Deze leden vragen de regering voorts welke consequenties voortvloeien uit het tweede lid van artikel 38m. Het komt deze leden voor dat dit (artikel)lid een resultaatsverplichting voor de overheid introduceert ten aanzien van de beveiliging van de samenleving, waaraan overigens snel voldaan is door het insluiten en het ingesloten houden van veroordeelden, en daarmee de beëindiging van recidive van de verdachte. Op welke wijze gaat de regering ten aanzien van het laatste voorzien in het bereiken van deze resultaatsverplichting? Kan de regering dit nader expliciteren, nu in de memorie van toelichting (p. 4) gesteld wordt dat «bij de tenuitvoerlegging van de voorgestelde maatregel (het) uitgangspunt (is) een langere vrijheidsbeneming in een zeer beperkt regime»? Het komt de leden van de GroenLinks-fractie onwaarschijnlijk voor dat met een dergelijk uitgangspunt beëindiging van recidive te behalen valt. Een lange reeks van strafrechtsdeskundigen en criminologen hebben in de afgelopen decennia, in navolging van Beccaria, gewezen op het feit dat de hoogte en zwaarte van straffen delinquenten niet ervan weerhoudt om andermaal delicten te begaan.

Artikel II

Onderdeel A

De leden van de fractie van GroenLinks vragen met de Nederlandse Orde van Advocaten en het openbaar ministerie waarom de regering het opportuun acht om voorlopige hechtenis toe te staan voor eenvoudige mishandeling en zaaksbeschadiging. Het moet dan immers niet uitgesloten worden dat verdachten van een misdrijf met beperkte, maar niet minder betreurenswaardige, gevolgen leidt tot een aanmerkelijk zwaardere en wellicht zelfs disproportionele reactie dan thans. Onder toekomstige wetgeving wordt het immers naar verwachting mogelijk voorlopige hechtenis op te leggen voor de duur van 90 dagen.

Onderdeel C, D, E, en F

De leden van de GroenLinks-fractie vragen waarom de op dit moment gebruikte begrippen worden vervangen. Is het niet zuiverder om nevenschikkend te spreken van «voor de opvang van verslaafden en voor stelselmatige daders», mede gezien het feit dat – naar wordt gehoopt – ervoor gezorgd wordt dat er vanwege specifieke en verschillende zorgvereisten afzonderlijke detentiecentra voor verslaafden en niet-verslaafde stelselmatige daders komen?

Artikel III

Onderdeel F

De leden van de GroenLinks-fractie vragen of de regering kan aangeven welk onderscheid er zit in «plan van opvang» en «verblijfsplan». Is dit louter een semantische kwestie of schuilt hierin een aanmerkelijke kaalslag van behandeling?
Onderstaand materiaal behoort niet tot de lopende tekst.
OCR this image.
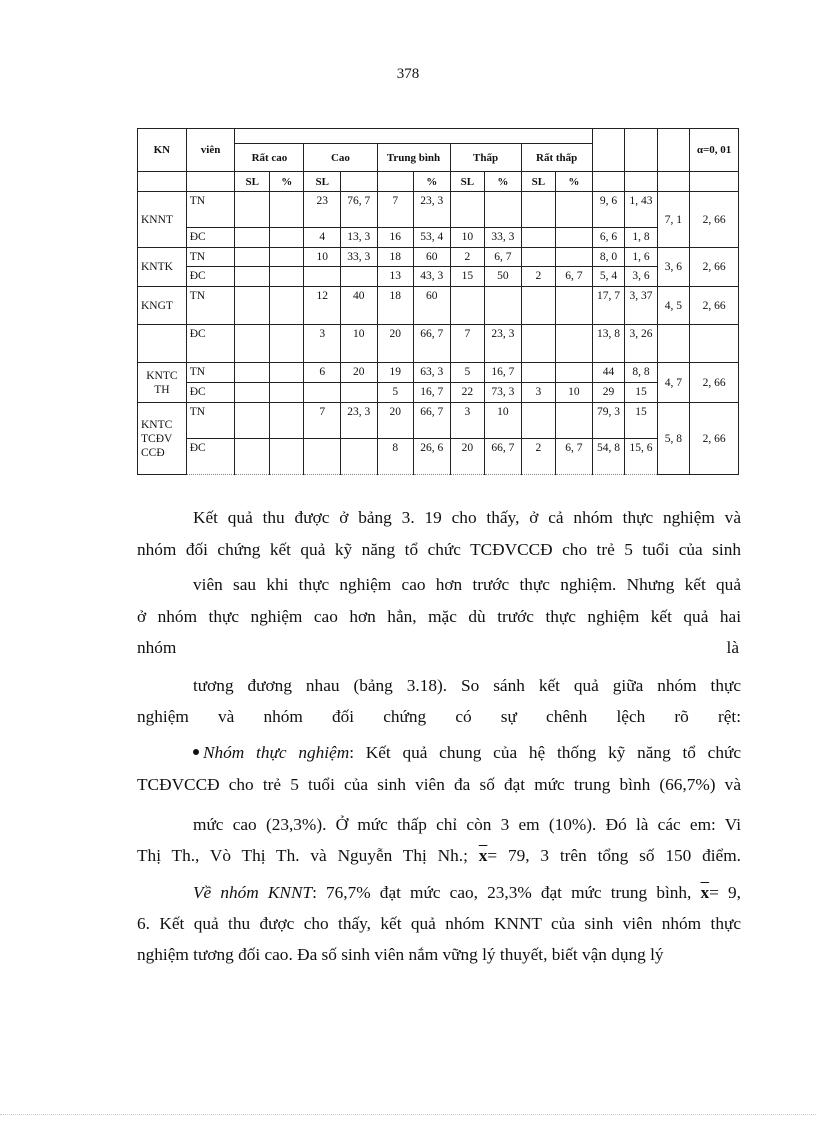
378
KN	viên														α=0, 01
		Rất cao		Cao		Trung bình		Thấp		Rất thấp					
		SL	%	SL			%	SL	%	SL	%				
KNNT	TN			23	76, 7	7	23, 3					9, 6	1, 43	7, 1	2, 66
	ĐC			4	13, 3	16	53, 4	10	33, 3			6, 6	1, 8		
KNTK	TN			10	33, 3	18	60	2	6, 7			8, 0	1, 6	3, 6	2, 66
	ĐC					13	43, 3	15	50	2	6, 7	5, 4	3, 6		
KNGT	TN			12	40	18	60					17, 7	3, 37	4, 5	2, 66
	ĐC			3	10	20	66, 7	7	23, 3			13, 8	3, 26		
KNTC TH	TN			6	20	19	63, 3	5	16, 7			44	8, 8	4, 7	2, 66
	ĐC					5	16, 7	22	73, 3	3	10	29	15		
KNTC TCĐV CCĐ	TN			7	23, 3	20	66, 7	3	10			79, 3	15	5, 8	2, 66
	ĐC					8	26, 6	20	66, 7	2	6, 7	54, 8	15, 6		

Kết quả thu được ở bảng 3. 19 cho thấy, ở cả nhóm thực nghiệm và

nhóm đối chứng kết quả kỹ năng tổ chức TCĐVCCĐ cho trẻ 5 tuổi của sinh

viên sau khi thực nghiệm cao hơn trước thực nghiệm. Nhưng kết quả

ở nhóm thực nghiệm cao hơn hẳn, mặc dù trước thực nghiệm kết quả hai

nhóm	là

tương đương nhau (bảng 3.18). So sánh kết quả giữa nhóm thực

nghiệm và nhóm đối chứng có sự chênh lệch rõ rệt:

Nhóm thực nghiệm: Kết quả chung của hệ thống kỹ năng tổ chức

TCĐVCCĐ cho trẻ 5 tuổi của sinh viên đa số đạt mức trung bình (66,7%) và

mức cao (23,3%). Ở mức thấp chỉ còn 3 em (10%). Đó là các em: Vi

Thị Th., Vò Thị Th. và Nguyễn Thị Nh.; $\overline{x}= 79$, 3 trên tổng số 150 điểm.

Về nhóm KNNT: 76,7% đạt mức cao, 23,3% đạt mức trung bình, $\overline{x}= 9$,

6. Kết quả thu được cho thấy, kết quả nhóm KNNT của sinh viên nhóm thực

nghiệm tương đối cao. Đa số sinh viên nắm vững lý thuyết, biết vận dụng lý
De voorzitter van de commissie,

De Pater-van der Meer

Adjunct-griffier van de commissie,

De Groot


XNoot
1

Samenstelling:

Leden: Van de Camp (CDA), De Vries (PvdA), Van Heemst (PvdA), Vos (GL), Rouvoet (CU), Adelmund (PvdA), De Wit (SP), Albayrak (PvdA), Luchtenveld (VVD), Wilders (VVD), Weekers (VVD), De Pater-van der Meer (CDA), voorzitter, Çörüz (CDA), Verbeet (PvdA), ondervoorzitter Lazrak (SP), Wolfsen (PvdA), Tonkens (GL), De Vries (CDA), Van Haersma Buma (CDA), Eerdmans (LPF), Van Vroonhoven-Kok (CDA), Van Fessem (CDA), Straub (PvdA), Nawijn (LPF), Griffith (VVD), Van der Laan (D66) en Visser (VVD).
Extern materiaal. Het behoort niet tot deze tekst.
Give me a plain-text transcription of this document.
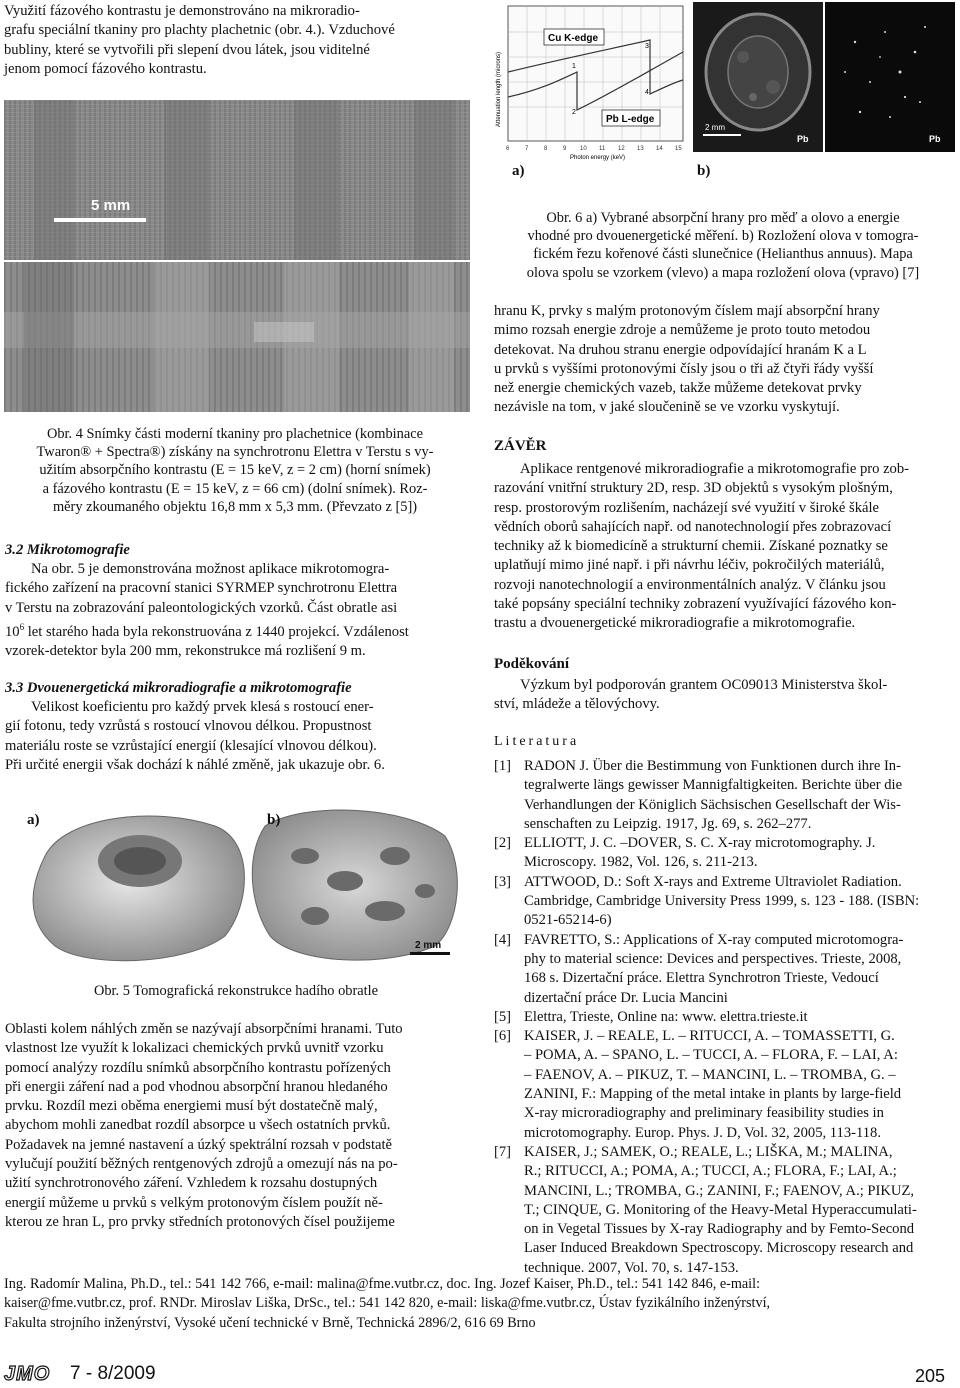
Využití fázového kontrastu je demonstrováno na mikroradio-
grafu speciální tkaniny pro plachty plachetnic (obr. 4.). Vzduchové
bubliny, které se vytvořili při slepení dvou látek, jsou viditelné
jenom pomocí fázového kontrastu.
5 mm
Obr. 4 Snímky části moderní tkaniny pro plachetnice (kombinace
Twaron® + Spectra®) získány na synchrotronu Elettra v Terstu s vy-
užitím absorpčního kontrastu (E = 15 keV, z = 2 cm) (horní snímek)
a fázového kontrastu (E = 15 keV, z = 66 cm) (dolní snímek). Roz-
měry zkoumaného objektu 16,8 mm x 5,3 mm. (Převzato z [5])
Cu K-edge
Pb L-edge
3
4
2
1
6	7	8	9 10 11 12 13 14 15
Photon energy (keV)
Attenuation length (microns)
2 mm
Pb	Pb
a)	b)
Obr. 6 a) Vybrané absorpční hrany pro měď a olovo a energie
vhodné pro dvouenergetické měření. b) Rozložení olova v tomogra-
fickém řezu kořenové části slunečnice (Helianthus annuus). Mapa
olova spolu se vzorkem (vlevo) a mapa rozložení olova (vpravo) [7]
hranu K, prvky s malým protonovým číslem mají absorpční hrany
mimo rozsah energie zdroje a nemůžeme je proto touto metodou
detekovat. Na druhou stranu energie odpovídající hranám K a L
u prvků s vyššími protonovými čísly jsou o tři až čtyři řády vyšší
než energie chemických vazeb, takže můžeme detekovat prvky
nezávisle na tom, v jaké sloučenině se ve vzorku vyskytují.
ZÁVĚR
Aplikace rentgenové mikroradiografie a mikrotomografie pro zob-
razování vnitřní struktury 2D, resp. 3D objektů s vysokým plošným,
resp. prostorovým rozlišením, nacházejí své využití v široké škále
vědních oborů sahajících např. od nanotechnologií přes zobrazovací
techniky až k biomedicíně a strukturní chemii. Získané poznatky se
uplatňují mimo jiné např. i při návrhu léčiv, pokročilých materiálů,
rozvoji nanotechnologií a environmentálních analýz. V článku jsou
také popsány speciální techniky zobrazení využívající fázového kon-
trastu a dvouenergetické mikroradiografie a mikrotomografie.
Poděkování
Výzkum byl podporován grantem OC09013 Ministerstva škol-
ství, mládeže a tělovýchovy.
Literatura
[1] RADON J. Über die Bestimmung von Funktionen durch ihre In-
tegralwerte längs gewisser Mannigfaltigkeiten. Berichte über die
Verhandlungen der Königlich Sächsischen Gesellschaft der Wis-
senschaften zu Leipzig. 1917, Jg. 69, s. 262–277.
[2] ELLIOTT, J. C. –DOVER, S. C. X-ray microtomography. J.
Microscopy. 1982, Vol. 126, s. 211-213.
[3] ATTWOOD, D.: Soft X-rays and Extreme Ultraviolet Radiation.
Cambridge, Cambridge University Press 1999, s. 123 - 188. (ISBN:
0521-65214-6)
[4] FAVRETTO, S.: Applications of X-ray computed microtomogra-
phy to material science: Devices and perspectives. Trieste, 2008,
168 s. Dizertační práce. Elettra Synchrotron Trieste, Vedoucí
dizertační práce Dr. Lucia Mancini
[5] Elettra, Trieste, Online na: www. elettra.trieste.it
[6] KAISER, J. – REALE, L. – RITUCCI, A. – TOMASSETTI, G.
– POMA, A. – SPANO, L. – TUCCI, A. – FLORA, F. – LAI, A:
– FAENOV, A. – PIKUZ, T. – MANCINI, L. – TROMBA, G. –
ZANINI, F.: Mapping of the metal intake in plants by large-field
X-ray microradiography and preliminary feasibility studies in
microtomography. Europ. Phys. J. D, Vol. 32, 2005, 113-118.
[7] KAISER, J.; SAMEK, O.; REALE, L.; LIŠKA, M.; MALINA,
R.; RITUCCI, A.; POMA, A.; TUCCI, A.; FLORA, F.; LAI, A.;
MANCINI, L.; TROMBA, G.; ZANINI, F.; FAENOV, A.; PIKUZ,
T.; CINQUE, G. Monitoring of the Heavy-Metal Hyperaccumulati-
on in Vegetal Tissues by X-ray Radiography and by Femto-Second
Laser Induced Breakdown Spectroscopy. Microscopy research and
technique. 2007, Vol. 70, s. 147-153.
3.2 Mikrotomografie
Na obr. 5 je demonstrována možnost aplikace mikrotomogra-
fického zařízení na pracovní stanici SYRMEP synchrotronu Elettra
v Terstu na zobrazování paleontologických vzorků. Část obratle asi
$10^6$ let starého hada byla rekonstruována z 1440 projekcí. Vzdálenost
vzorek-detektor byla 200 mm, rekonstrukce má rozlišení 9 m.
3.3 Dvouenergetická mikroradiografie a mikrotomografie
Velikost koeficientu pro každý prvek klesá s rostoucí ener-
gií fotonu, tedy vzrůstá s rostoucí vlnovou délkou. Propustnost
materiálu roste se vzrůstající energií (klesající vlnovou délkou).
Při určité energii však dochází k náhlé změně, jak ukazuje obr. 6.
2 mm
a)	b)
Obr. 5 Tomografická rekonstrukce hadího obratle
Oblasti kolem náhlých změn se nazývají absorpčními hranami. Tuto
vlastnost lze využít k lokalizaci chemických prvků uvnitř vzorku
pomocí analýzy rozdílu snímků absorpčního kontrastu pořízených
při energii záření nad a pod vhodnou absorpční hranou hledaného
prvku. Rozdíl mezi oběma energiemi musí být dostatečně malý,
abychom mohli zanedbat rozdíl absorpce u všech ostatních prvků.
Požadavek na jemné nastavení a úzký spektrální rozsah v podstatě
vylučují použití běžných rentgenových zdrojů a omezují nás na po-
užití synchrotronového záření. Vzhledem k rozsahu dostupných
energií můžeme u prvků s velkým protonovým číslem použít ně-
kterou ze hran L, pro prvky středních protonových čísel použijeme
Ing. Radomír Malina, Ph.D., tel.: 541 142 766, e-mail: malina@fme.vutbr.cz, doc. Ing. Jozef Kaiser, Ph.D., tel.: 541 142 846, e-mail:
kaiser@fme.vutbr.cz, prof. RNDr. Miroslav Liška, DrSc., tel.: 541 142 820, e-mail: liska@fme.vutbr.cz, Ústav fyzikálního inženýrství,
Fakulta strojního inženýrství, Vysoké učení technické v Brně, Technická 2896/2, 616 69 Brno
JMO 7 - 8/2009	205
Plv. leden: Van Hijum (CDA), Dijsselbloem (PvdA), Timmer (PvdA), Halsema (GL), Van der Staaij (SGP), Kalsbeek (PvdA), Van Velzen (SP), Tjon-A-Ten (PvdA), Van Baalen (VVD), Blok (VVD), Hirsi Ali (VVD), Aasted-Madsen-van Stiphout (CDA), Jager (CDA), Van Heteren (PvdA), Vergeer (SP), Arib (PvdA), Karimi (GL), Buijs (CDA), Sterk (CDA), Varela (LPF), Joldersma (CDA), Ormel (CDA), Straub (PvdA) Van Dijken (PvdA), Hermans (LPF), Örgü(VVD), Lambrechts (D66) en Rijpstra (VVD).

XNoot
1

Ferwerda, Kleemans (e.a.) in: Tijdschrift voor Criminologie 2003, nr. 2 pagina 112 ev.